— Надеюсь, вы не сочтёте за оскорбление мой интерес к столь уникальной вещице, и мы сможем обойтись без кровопролития, — сглатывая от страха, возвращаю на место веер и отступаю на шаг назад, прижимаясь спиной к трюмо. Я настолько увлеклась глупостями, что не заметила, как в спальне погас свет, и остались гореть лишь свечи в двух канделябрах, расположенных по бокам от овального зеркала, у которого я играла в фантазию про такую ересь. Темнота и мрак, сгустившиеся вокруг меня, ещё больше пугают, как и голос, послышавшийся мне, и которого, вообще, не должно быть здесь. И он не звонкий, мягкий или же приятный. Нет, он низкий, даже рычащий и пробирающий своим звучанием до костей.
— Простите… я…
— Извинения. Не надо, прошу вас, Ваша Милость, не уподобляйтесь безродным псам, окружающим нас. Вам не к лицу страх и лицемерие, — снова слышится тот же голос, и он словно приближается. Вглядываюсь в темноту, из которой раздаются медленные шаги. Свет свечей меня слепит, не сильно, конечно, но вполне достаточно, чтобы видеть перед собой лишь тёмное пятно от чьей-то тени. И она всего за секунду оказывается так близко, что дыхание сбивается, и я чувствую участившуюся пульсацию в висках. Господи, да меня трясёт всю, ведь своего собеседника я до сих пор не вижу, только мрачную тень в углу.
Кажется, что тьма распространяется дальше, к моим ногам и выше, покрывая миллиметр за миллиметром мою кожу.
— Но, а что делать, если я, действительно, испытываю чувство страха и осознаю свою вину за нарушение правил? Что мне тогда делать? Как правильно вести себя в этой ситуации? — Мне стыдно за то, как жалко проскулила я эти вопросы. Стыдно, что не могу поднять подбородок и продолжать играть роль, потому что реальная жизнь другая, и в ней я не девушка, умеющая играть с веером и отшивать кавалеров, а обычная среднестатистическая дурочка, решившая, что мечты стоят того, чтобы рискнуть ради них.
— Быть собой, это лучшее, что можно сделать. Играть роли нужно уметь, порой увлечение этим приводит к плачевным результатам, — луч света падает на тёмную фигуру. Высокую и немного худощавую. Терло взбитый парень, у него есть мускулы и небольшой животик. А человек, приближающийся ко мне, другой. Грациозный.
— Арин, — протягиваю руку, неожиданно даже для себя решаясь делать то, что подсказывает мне сердце. А оно говорит не бояться. Это лишь новый знакомый, и не более. Он не причинит мне вреда.
— Что же тебя заставило нарушить правила, Эйрин?
— Арин, моё имя Арин, — стараясь улыбнуться, поправляю его и только хочу продолжить, как парень выходит на свет, останавливаясь так близко от меня, что я легко могу рассмотреть каждую чёрточку его лица и цвет глаз. Между нами не больше полуметра, а то и меньше.
— Эйрин мне нравится больше, тем более это одно и то же. Так что, Эйрин, теперь твоя очередь отвечать на вопрос: что вынудило тебя сделать шаг назад?

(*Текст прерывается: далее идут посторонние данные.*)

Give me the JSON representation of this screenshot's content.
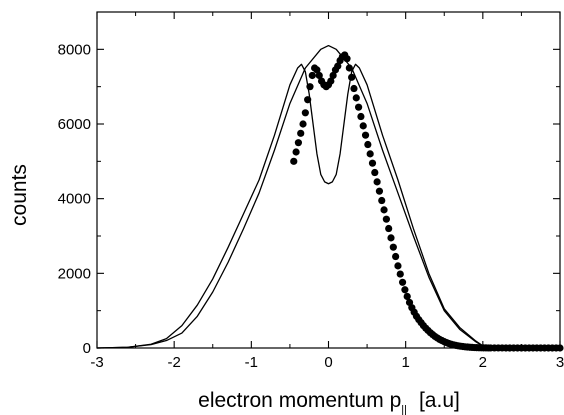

Я вижу, что его губы движутся. Слышу этот голос, принадлежащий парню на вид не более двадцати пяти лет, а голос-то взрослее, чем он. И я не могу вымолвить ни слова. Смотрю на него во все глаза. Господи, он очень красив. Нет, он, возможно, некрасив для многих, но именно я вижу удивительную красоту. Он экзотичен для ирландцев.
Жёлтые, напоминающие ястребиные глаза, с ярким чёрным ободком, словно удерживающим огонь сердца этого человека, не мигая, смотрят прямо в мои. Тёмные вьющиеся волосы намного длиннее, чем это сейчас модно и принято, и заколоты сзади, но несколько непослушных прядей выскочили из причёски и обрамляют загорелое и невероятно прекрасное лицо, если так можно выразиться о поистине потрясающих пропорциях мужской внешности. Для меня подобное ощущение схоже минутным поражением молнии или ударом по голове чем-то тяжёлым. Я зависаю, даже приоткрываю, как идиотка рот, ведь ирландцы обычно или рыжие, или блондины, или имеют каштановые волосы с медным отливом. Они белокожие, и веснушки у них — это частое явление. Ничего необычного в нашей внешности нет, и я, в который раз, узнаю для себя и встречаю такие изумительные вещи, как другая яркая национальность и знакомство.
— Красиво… очень красиво, — выдыхаю я, понимая, что выставляю себя абсолютной глупой дурочкой перед этим человеком, а мне бы хотелось блеснуть какой-то очень умной фразой, чтобы, наверное, и он запомнил меня. Скорее всего, он запомнит меня, как законченную недоразвитую идиотку.